A hearing to make findings of fact in relation to care proceedings in respect of three children, one of whom was the victim of a criminal charge of child cruelty faced by the mother.

Family Division: Ryder J

(18 January 2005)


A hearing to make findings of fact in relation to care proceedings in respect of three children, one of whom was the victim of a criminal charge of child cruelty faced by the mother.


These proceedings relate to formal applications by the local authority, A County Council, for care orders in relation to each of three children: X, aged 15, who lives with his mother; and Y, a boy aged 10, and Z, a girl aged 8, who live with their father (who is not the natural father of X).
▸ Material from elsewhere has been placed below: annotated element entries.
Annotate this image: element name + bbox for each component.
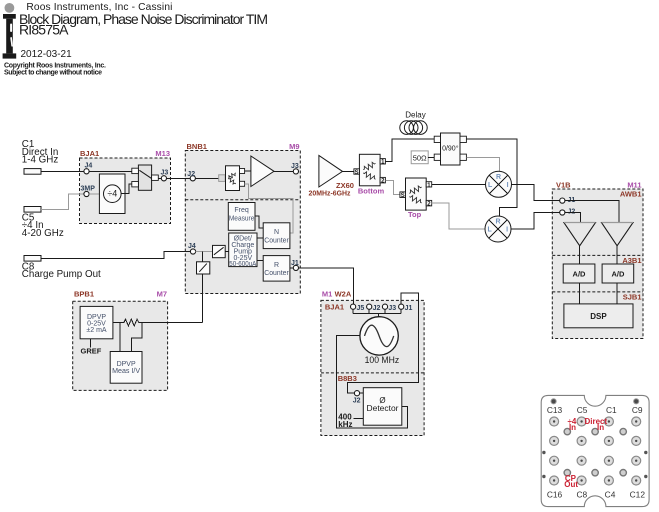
module box BPB1 / M7 [73, 301, 168, 390]
label AWB1 [620, 190, 642, 199]
DSP block [564, 304, 633, 328]
wire switch2 down to DPVP line [202, 274, 204, 323]
svg-text:Subject to change without noti: Subject to change without notice [4, 69, 102, 76]
wire J2 to limiter [195, 177, 225, 179]
pin J2 BNB1 [187, 171, 195, 181]
M1 box divider B8B3 [321, 372, 424, 374]
label BJA1 inside M1 [325, 303, 344, 312]
svg-text:Charge Pump Out: Charge Pump Out [22, 269, 101, 280]
wire 3MP to divider [89, 193, 104, 195]
wire 50ohm to hybrid [428, 156, 434, 158]
switch U1 BJA1 [132, 165, 159, 190]
svg-text:C4: C4 [605, 489, 616, 499]
N Counter block [263, 223, 290, 249]
resistor R1 BPB1 [123, 319, 140, 326]
Roos Instruments logo [3, 14, 17, 59]
wire PD to N counter [257, 237, 263, 239]
pin J4 BJA1 [84, 163, 92, 174]
wire right amp to A/D [616, 246, 618, 264]
splitter Bottom [354, 154, 386, 186]
copyright line 2 [4, 69, 102, 76]
label B8B3 [338, 374, 357, 383]
svg-text:N: N [274, 229, 279, 236]
svg-text:S: S [401, 193, 405, 199]
plate note CP Out [564, 474, 578, 489]
divide-by-4 block [99, 174, 125, 214]
label BJA1 [80, 149, 99, 158]
buffer amp right [602, 223, 634, 246]
svg-text:C16: C16 [547, 489, 563, 499]
svg-text:J2: J2 [353, 398, 361, 405]
wire C8 to BNB1 J4 [41, 252, 190, 259]
svg-text:BNB1: BNB1 [187, 142, 207, 151]
svg-text:kHz: kHz [338, 420, 352, 429]
A/D right [602, 264, 634, 283]
wire Freq Measure to N Counter [255, 216, 263, 228]
svg-text:BPB1: BPB1 [74, 289, 94, 298]
svg-text:J5: J5 [357, 305, 365, 312]
label M7 [157, 289, 167, 298]
mixer2 [485, 216, 511, 242]
pin J3 M1 [382, 304, 396, 312]
wire J4 to switch top port [89, 170, 132, 172]
pin J2 B8B3 [353, 391, 361, 405]
svg-text:÷4: ÷4 [107, 189, 117, 199]
module box BJA1 / M13 [80, 158, 171, 224]
DPVP Meas block [110, 352, 142, 384]
title: Block Diagram, Phase Noise Discriminator TIM [19, 11, 268, 27]
pin J3 BJA1 [161, 169, 169, 181]
svg-text:A/D: A/D [611, 269, 625, 278]
wire switch1 to PD [225, 251, 229, 253]
svg-text:L: L [488, 227, 493, 234]
wire pin bus to oscillator [353, 309, 401, 317]
wire left tap to meas [119, 323, 121, 352]
pin J2 M1 [367, 304, 381, 312]
label Top [408, 210, 422, 219]
label M1 [322, 289, 332, 298]
phase det / charge pump block [229, 233, 257, 268]
label C1 Direct In 1-4 GHz [22, 139, 59, 165]
amplifier ZX60 [319, 156, 343, 188]
V1B divider SJB1 [552, 291, 643, 293]
copyright line 1 [4, 62, 106, 69]
wire R counter to J1 [290, 267, 293, 269]
title: RI8575A [19, 22, 69, 38]
A/D left [563, 264, 595, 283]
svg-text:J3: J3 [388, 305, 396, 312]
svg-text:BJA1: BJA1 [80, 149, 99, 158]
wire C5 to 3MP [41, 194, 84, 209]
wire PD to R counter [257, 260, 263, 262]
svg-text:Delay: Delay [405, 110, 425, 119]
connector C1 [24, 169, 41, 175]
plate hex standoffs [564, 428, 626, 476]
wire J1 BNB1 to J5 M1 [299, 268, 354, 304]
Freq Measure block [228, 203, 255, 231]
wire C1 to J4 [41, 170, 84, 172]
pin J3 BNB1 [291, 163, 299, 174]
buffer amp left [564, 223, 596, 246]
wire left A/D to DSP [579, 283, 581, 304]
svg-text:J2: J2 [187, 171, 195, 178]
plate screw top-right [634, 399, 639, 404]
wire limiter to amp [245, 170, 251, 172]
pin J5 M1 [351, 304, 365, 312]
date 2012-03-21 [21, 49, 73, 60]
wire Bottom port2 to Top S [385, 180, 399, 194]
svg-text:BJA1: BJA1 [325, 303, 344, 312]
svg-text:DSP: DSP [590, 312, 607, 321]
pin J2 V1B [560, 209, 576, 216]
hybrid 0/90 [434, 133, 466, 165]
mixer1 [486, 171, 512, 197]
svg-text:J4: J4 [85, 163, 93, 170]
svg-text:Top: Top [408, 210, 422, 219]
label Bottom [358, 186, 385, 195]
wire switch to J3 [158, 177, 161, 179]
DPVP source block [80, 306, 113, 338]
svg-text:I: I [506, 227, 508, 234]
module box M1 W2A [321, 300, 424, 435]
amplifier BNB1 [251, 156, 274, 187]
svg-text:DPVP: DPVP [117, 361, 136, 368]
plate labels bottom [547, 489, 646, 499]
label A3B1 [622, 256, 641, 265]
label W2A [335, 289, 352, 298]
wire J4 to switch1 [196, 251, 213, 253]
label M11 [627, 181, 641, 190]
limiter diode box [226, 166, 245, 191]
delay coil [400, 121, 427, 135]
svg-text:2012-03-21: 2012-03-21 [21, 49, 73, 60]
svg-text:50Ω: 50Ω [413, 153, 427, 162]
wire J2 to detector [360, 392, 364, 394]
svg-text:R: R [496, 174, 501, 181]
svg-text:Detector: Detector [367, 404, 399, 413]
wire mixer2 I to V1B J2 [511, 213, 560, 230]
svg-text:SJB1: SJB1 [623, 292, 642, 301]
connector C5 [24, 207, 41, 213]
svg-text:4-20 GHz: 4-20 GHz [22, 228, 64, 239]
wire J1 to right amp [565, 201, 619, 222]
svg-text:Meas I/V: Meas I/V [112, 368, 140, 375]
label BPB1 [74, 289, 94, 298]
svg-text:Out: Out [564, 480, 578, 489]
svg-text:Measure: Measure [229, 215, 255, 222]
wire div4 out to switch bottom port [121, 184, 132, 194]
plate screw top-left [551, 399, 556, 404]
label C5 div4 In 4-20 GHz [22, 213, 64, 239]
BNB1 inner divider [185, 199, 300, 201]
svg-text:Counter: Counter [264, 237, 289, 244]
svg-text:50-600uA: 50-600uA [229, 261, 256, 268]
svg-text:AWB1: AWB1 [620, 190, 642, 199]
svg-text:C13: C13 [547, 405, 563, 415]
attenuator pad [219, 175, 226, 182]
svg-text:Copyright Roos Instruments, In: Copyright Roos Instruments, Inc. [4, 62, 106, 69]
switch2 BNB1 [197, 262, 210, 274]
svg-text:J1: J1 [405, 305, 413, 312]
svg-text:V1B: V1B [556, 181, 571, 190]
svg-text:I: I [507, 182, 509, 189]
header line: Roos Instruments, Inc - Cassini [26, 2, 172, 13]
svg-text:S: S [355, 170, 359, 176]
switch1 BNB1 [213, 245, 226, 257]
oscillator 100 MHz [360, 317, 398, 355]
50 ohm termination [411, 151, 428, 164]
plate note div4 In [567, 417, 576, 432]
svg-text:100 MHz: 100 MHz [365, 355, 400, 365]
wire mixer1 I to V1B J1 [512, 184, 560, 200]
svg-text:M1: M1 [322, 289, 332, 298]
wire tap down to switch2 [202, 252, 204, 262]
svg-text:GREF: GREF [81, 346, 102, 355]
svg-text:L: L [488, 182, 493, 189]
wire coupler feedback to N counter [245, 184, 294, 233]
svg-text:M13: M13 [155, 149, 170, 158]
svg-text:A/D: A/D [573, 269, 587, 278]
svg-text:Bottom: Bottom [358, 186, 385, 195]
wire DPVP to resistor [113, 322, 123, 324]
svg-text:1-4 GHz: 1-4 GHz [22, 154, 59, 165]
splitter Top [400, 178, 432, 210]
pin 3MP BJA1 [81, 185, 96, 196]
svg-text:C5: C5 [577, 405, 588, 415]
wire right A/D to DSP [616, 283, 618, 304]
plate side dots [542, 451, 647, 478]
svg-text:In: In [597, 423, 604, 432]
label 100 MHz [365, 355, 400, 365]
svg-text:M11: M11 [627, 181, 641, 190]
wire oscillator loop to detector [336, 335, 407, 428]
label GREF [81, 346, 102, 355]
pin J1 M1 [399, 304, 413, 312]
svg-text:Freq: Freq [234, 207, 249, 214]
label Delay [405, 110, 425, 119]
svg-text:R: R [495, 219, 500, 226]
wire GREF stub [90, 339, 92, 348]
wire J1 loop to B8B3 J2 [348, 293, 419, 393]
R Counter block [263, 256, 290, 282]
wire resistor to switch2 net [140, 322, 203, 324]
svg-text:C12: C12 [630, 489, 646, 499]
label C8 Charge Pump Out [22, 261, 101, 280]
plate note Direct In [584, 417, 607, 432]
svg-text:W2A: W2A [335, 289, 352, 298]
svg-text:Counter: Counter [264, 270, 289, 277]
wire hybrid BR to mixer1 R [466, 157, 499, 171]
svg-text:J2: J2 [373, 305, 381, 312]
svg-text:M9: M9 [289, 142, 299, 151]
svg-text:C1: C1 [606, 405, 617, 415]
module box BNB1 / M9 [185, 151, 300, 294]
wire Top port2 to mixer2 L [432, 203, 485, 229]
wire left amp to A/D [579, 246, 581, 264]
wire Bottom port1 to delay line [385, 139, 434, 161]
label SJB1 [623, 292, 642, 301]
plate pads grid [550, 417, 641, 485]
wire ZX60 to Bottom splitter [343, 170, 354, 172]
label ZX60 20MHz-6GHz [309, 181, 354, 197]
wire right tap to meas [131, 323, 142, 352]
plate labels top [547, 405, 643, 415]
header bullet [4, 3, 14, 13]
svg-text:±2 mA: ±2 mA [86, 327, 107, 334]
wire 400kHz stub [354, 417, 364, 419]
connector C8 [24, 256, 41, 262]
wire J3 to BNB1 J2 [167, 177, 191, 179]
label M9 [289, 142, 299, 151]
svg-text:M7: M7 [157, 289, 167, 298]
wire Top port1 to mixer1 L [432, 183, 486, 185]
svg-text:C9: C9 [632, 405, 643, 415]
svg-text:RI8575A: RI8575A [19, 22, 69, 38]
svg-text:R: R [274, 262, 279, 269]
pin J4 BNB1 [188, 243, 196, 254]
svg-text:C8: C8 [576, 489, 587, 499]
svg-text:J4: J4 [188, 243, 196, 250]
wire J2 to left amp [565, 213, 581, 223]
connector plate outline [541, 395, 649, 506]
label BNB1 [187, 142, 207, 151]
V1B divider A3B1 [552, 254, 643, 256]
pin J1 V1B [560, 197, 576, 204]
svg-text:20MHz-6GHz: 20MHz-6GHz [309, 188, 351, 197]
svg-text:In: In [569, 423, 576, 432]
svg-text:J3: J3 [161, 169, 169, 176]
svg-text:J3: J3 [291, 163, 299, 170]
label M13 [155, 149, 170, 158]
module box V1B / M11 [552, 189, 643, 339]
svg-text:B8B3: B8B3 [338, 374, 357, 383]
wire hybrid TR to mixer2 R [466, 139, 517, 216]
svg-text:3MP: 3MP [81, 185, 96, 192]
phase detector block [363, 388, 402, 426]
pin J1 BNB1 [291, 260, 299, 271]
svg-text:0/90°: 0/90° [442, 145, 459, 153]
label V1B [556, 181, 571, 190]
svg-text:J1: J1 [291, 260, 299, 267]
wire amp to J3 [274, 170, 293, 172]
label 400 kHz [338, 412, 352, 429]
The mother and father were married in June 1995, separated in September 1999 at which time all three children remained in the care of the mother with extensive contact with, and the significant involvement of, the father, and were finally divorced in February 2004.

This was a split hearing, to make findings of fact that would be taken into account in any necessary assessments and reports relating to the welfare of the children; the welfare decisions relating to the children would be made at a hearing later in the year.

The father had indicated his intention to care for all three children on a permanent basis and to apply for residence orders if appropriate. The mother wished to resume the care of all three of her children or, alternatively, to exercise the least restrictive contact as may be commensurate with their welfare and placement. Furthermore, the mother faced a criminal trial on a charge of child cruelty relating to Z, to be listed after the conclusion of this hearing.

The judge reviewed in exhaustive detail the allegations made by the local authority regarding the mother's treatment of Z, namely: that Z was a normal, healthy child; that the mother had fabricated, falsified or tampered with evidence of apparent medical conditions displayed by Z, particularly diabetes; that, in all the circumstances of the case and on the balance of probabilities, Z was the subject of 'fabricated or induced illness' (FII), also known as 'Munchausen's Syndrome by Proxy' (MSBP); and that the children Y and X were at risk of receiving the same care and treatment as Z.


The judge made findings of fact in relation to the above allegations, and offered some general observations arising from the case.

In particular, the real issue in the case was the management of a mother who wanted health care support and assistance, and arguably social and educational care and assistance, and felt that she was unable to obtain it without resorting to dramatic effect.

Also, the label MSBP should be consigned to the history books and, however useful FII may apparently be to the child protection practitioner, it should only be used as a factual description of a series of incidents or behaviours that should then be accurately set out (and even then only in the hands of the paediatrician or psychiatrist/psychologist).

Ultimately, the welfare of the child could not be deduced from any one sole professional perspective: welfare is not just medical best interests nor is it restricted to education or social care. It is a multi-faceted concept. This case should have been managed from at least 1999 by multi-disciplinary strategy meetings to which the parents should have been invited.